Unidentified SGA was more common amongst women without an indication for serial ultrasound, and in those with cephalic presentation at birth, BMI of 25.0-29.9 kg/m and less severe SGA. Ultrasound EFW was overestimated in women with unidentified SGA. This demonstrates the importance of improving the accuracy of SGA screening strategies in low-risk populations and continuing performance of ultrasound scans for term pregnancies. © 2022 The Authors. Ultrasound in Obstetrics & Gynecology published by John Wiley & Sons Ltd on behalf of International Society of Ultrasound in Obstetrics and Gynecology.

摘要

目的

比较产前无法识别的小胎龄儿(SGA)与产前已识别的 SGA 妊娠的临床特征和超声应用模式,以了解如何设计改善产前 SGA 识别的干预措施。

方法

这是一项在英国 13 个地点进行的前瞻性队列研究,纳入了在 24 周+0 孕周后出生的、非畸形的、SGA(出生体重<第 10 百分位数)新生儿,这些新生儿被招募用于 DESiGN 试验的基线期和对照组。

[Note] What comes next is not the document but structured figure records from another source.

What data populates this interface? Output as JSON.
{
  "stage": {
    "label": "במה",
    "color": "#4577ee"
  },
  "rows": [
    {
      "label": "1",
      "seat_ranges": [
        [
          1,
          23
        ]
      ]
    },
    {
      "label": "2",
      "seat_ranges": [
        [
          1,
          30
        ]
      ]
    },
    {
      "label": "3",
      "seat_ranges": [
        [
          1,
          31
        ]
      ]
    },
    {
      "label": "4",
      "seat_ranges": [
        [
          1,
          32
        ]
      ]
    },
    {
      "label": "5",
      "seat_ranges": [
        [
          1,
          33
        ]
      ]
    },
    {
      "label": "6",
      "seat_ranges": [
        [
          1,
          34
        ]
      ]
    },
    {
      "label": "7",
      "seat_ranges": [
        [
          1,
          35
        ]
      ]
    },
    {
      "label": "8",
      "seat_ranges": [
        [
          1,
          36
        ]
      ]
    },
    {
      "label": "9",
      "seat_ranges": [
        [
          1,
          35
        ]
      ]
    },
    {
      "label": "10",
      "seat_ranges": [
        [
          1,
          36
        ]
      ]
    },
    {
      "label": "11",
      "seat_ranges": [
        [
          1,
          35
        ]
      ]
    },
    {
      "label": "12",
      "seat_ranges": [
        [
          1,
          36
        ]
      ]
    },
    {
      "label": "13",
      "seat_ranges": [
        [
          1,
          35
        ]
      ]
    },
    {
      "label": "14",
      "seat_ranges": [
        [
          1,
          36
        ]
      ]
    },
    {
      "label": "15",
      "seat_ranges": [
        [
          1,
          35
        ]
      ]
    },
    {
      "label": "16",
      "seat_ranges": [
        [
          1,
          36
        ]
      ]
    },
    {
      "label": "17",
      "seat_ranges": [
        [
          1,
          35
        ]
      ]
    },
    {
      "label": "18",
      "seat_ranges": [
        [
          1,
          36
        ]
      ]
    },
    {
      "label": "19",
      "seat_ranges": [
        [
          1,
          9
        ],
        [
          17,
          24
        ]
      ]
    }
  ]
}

如果没有扫描或最后一次扫描显示估计胎儿体重(EFW)在第 10 百分位数或以上,则定义为产前无法识别的 SGA。如果最后一次扫描的 EFW 低于第 10 百分位数,则定义为已识别的 SGA。使用未调整和调整后的逻辑回归模型,研究了母亲和胎儿的社会人口统计学和临床特征与无法识别的 SGA 之间的关系。根据最后一次扫描和出生之间的时间,还研究了无法识别的 SGA 与最后一次扫描和出生之间的绝对百分位和体重差异百分比之间的关联,这些关联在未调整和调整后的逻辑回归中进行了分析。

结果

在纳入的 15784 例 SGA 婴儿中,78.7%的 SGA 在产前无法识别。在无法识别的 SGA 妊娠中,47.1%没有记录生长扫描。在有 9410 例关键产妇合并症和产前并发症完整数据的妊娠中,有连续超声检查指征的女性发生无法识别的 SGA 的风险较低(调整后的优势比(aOR),0.56(95%CI,0.49-0.64)),与白人相比,亚洲女性发生无法识别的 SGA 的风险较低(aOR,0.80(95%CI,0.69-0.93)),与出生时非头位的女性相比,发生无法识别的 SGA 的风险较低(aOR,0.58(95%CI,0.46-0.73))。BMI 为 25.0-29.9 kg/m 2 的女性发生无法识别的 SGA 的风险最高(aOR,1.15(95%CI,1.01-1.32)),BMI 为消瘦的女性发生无法识别的 SGA 的风险最低(aOR,0.61(95%CI,0.48-0.76)),与 BMI 为 18.5-24.9 kg/m 2 的女性相比。与已识别的 SGA 相比,无法识别的 SGA 的胎儿出生时 SGA 体重百分位较高(无法识别的 SGA 的调整优势比每增加一个百分位,在 0-10 百分位之间增加 1.21(95%CI,1.18-1.23))。在无法识别的 SGA 妊娠中,最后一次扫描和出生之间的时间间隔随胎龄的增加而延长。在最后一次生长扫描后一周内分娩的 SGA 婴儿,EFW 和出生体重百分位之间的平均差异为 19.5(标准差,13.8)个百分位,而在已识别的 SGA 组中为 0.2(标准差,3.3)个百分位(两组之间的调整平均差异,19.0(95%CI,17.8-20.1)个百分位)。

结论

在没有连续超声检查指征的女性中,以及在头位分娩、BMI 为 25.0-29.9 kg/m 2 和 SGA 程度较轻的女性中,无法识别的 SGA 更为常见。在无法识别的 SGA 女性中,超声 EFW 被高估。这表明,在低风险人群中,需要改进 SGA 筛查策略的准确性,并继续对足月妊娠进行超声检查。